Kanpeki with Chicken and Shiitake Mushrooms

Ingredients

  • "Petelinka Thigh Fillet" 20 oz
  • Courgette 1 piece
  • Toasted Sesame 1 tablespoon
  • Soy Sauce 1 tablespoon
  • Chocolate eggs 4 pieces
  • Sake 1 tablespoon
  • Sugar 1 teaspoon
  • Salt a pinch
  • Sushi Rice 5 oz
  • Shimeji mushrooms 5 oz

Step-by-Step Guide

Step 1

Cook the Japanese rice.

Step 2

Cut the fresh cucumber into very fine strips. Toast the sesame seeds for 2–3 minutes in a clean, dry skillet. Season the chicken (boneless, skinless thighs) with salt and fry the cubes with a side length of 2–3 cm, then add the previously sautéed (and salted) shiitake mushrooms (you can use oyster mushrooms), then simmer in yakitori sauce.

Step 3

Prepare the Japanese omelet (Tamago).

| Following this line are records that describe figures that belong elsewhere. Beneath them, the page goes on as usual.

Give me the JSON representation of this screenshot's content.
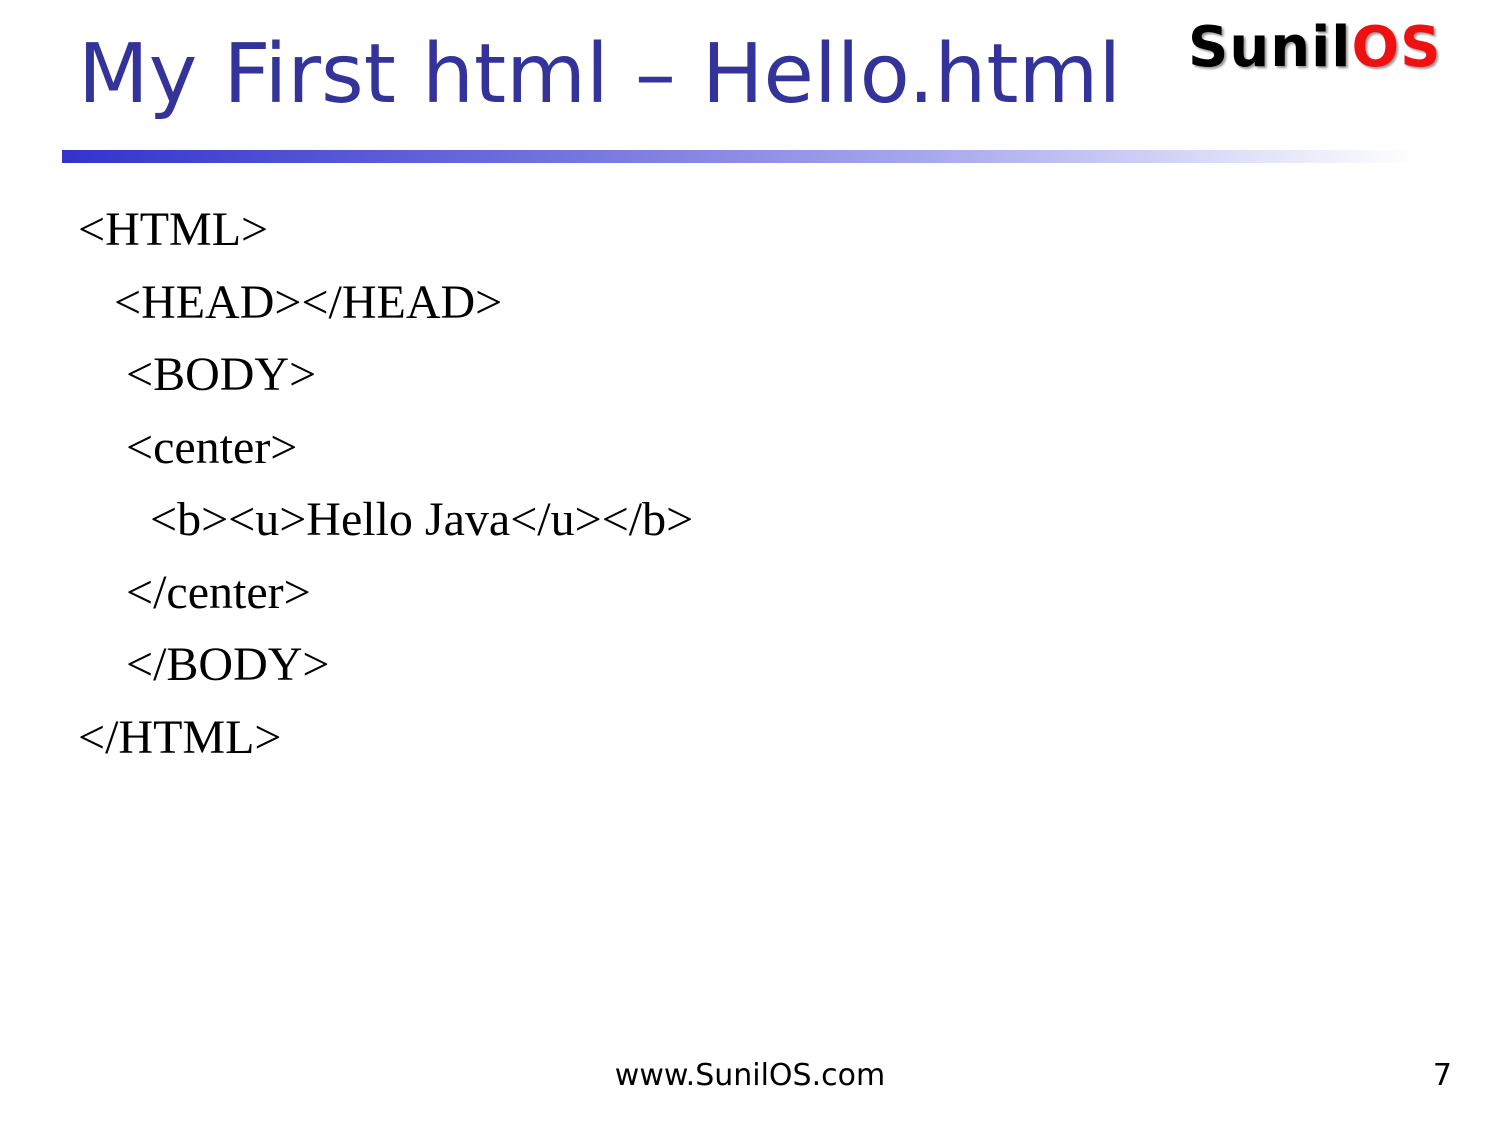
{
  "slide": {
    "title": "My First html – Hello.html",
    "logo": {
      "part1": "Sunil",
      "part2": "OS",
      "color_part1": "#000000",
      "color_part2": "#ee1111"
    },
    "code_lines": [
      "<HTML>",
      "   <HEAD></HEAD>",
      "    <BODY>",
      "    <center>",
      "      <b><u>Hello Java</u></b>",
      "    </center>",
      "    </BODY>",
      "</HTML>"
    ],
    "footer_url": "www.SunilOS.com",
    "page_number": "7",
    "title_color": "#333399"
  }
}
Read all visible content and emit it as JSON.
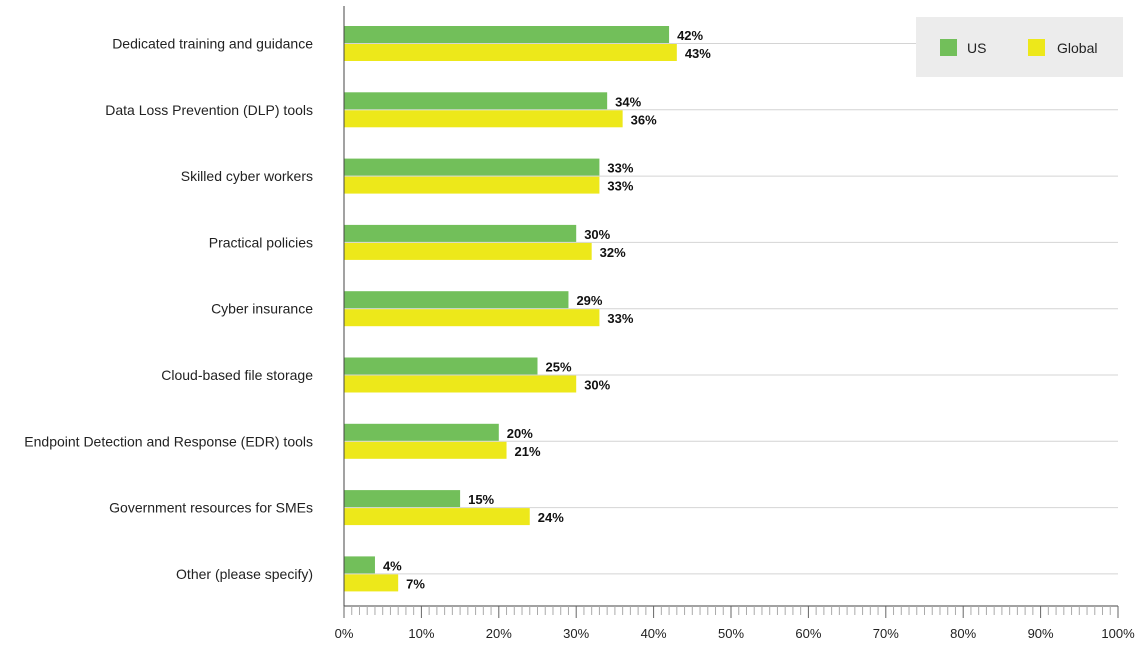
{
  "chart_data": {
    "type": "bar",
    "orientation": "horizontal",
    "categories": [
      "Dedicated training and guidance",
      "Data Loss Prevention (DLP) tools",
      "Skilled cyber workers",
      "Practical policies",
      "Cyber insurance",
      "Cloud-based file storage",
      "Endpoint Detection and Response (EDR) tools",
      "Government resources for SMEs",
      "Other (please specify)"
    ],
    "series": [
      {
        "name": "US",
        "color": "#72bf5a",
        "values": [
          42,
          34,
          33,
          30,
          29,
          25,
          20,
          15,
          4
        ]
      },
      {
        "name": "Global",
        "color": "#ede81a",
        "values": [
          43,
          36,
          33,
          32,
          33,
          30,
          21,
          24,
          7
        ]
      }
    ],
    "xlim": [
      0,
      100
    ],
    "xticks": [
      0,
      10,
      20,
      30,
      40,
      50,
      60,
      70,
      80,
      90,
      100
    ],
    "value_suffix": "%",
    "grid": true,
    "legend_position": "top-right"
  }
}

Fry in thin pieces and cut. Half of the recipe (2 eggs, half a tablespoon of mirin (sweet plum wine can also be used — 140 g of sugar per liter), half a tablespoon of soy sauce, half a teaspoon of sugar, fry like pancakes, roll into a tube). Add red pepper to taste, but just a little.

Step 4

Place in a deep dish, preferably with a constant vertical cross-section, like a box or just a deep plate — first pour in a small amount of yakitori sauce (about 1–2 mm deep), then layer the rice, followed by the chicken with mushrooms, topped with cucumber, and finally sprinkle with sesame seeds.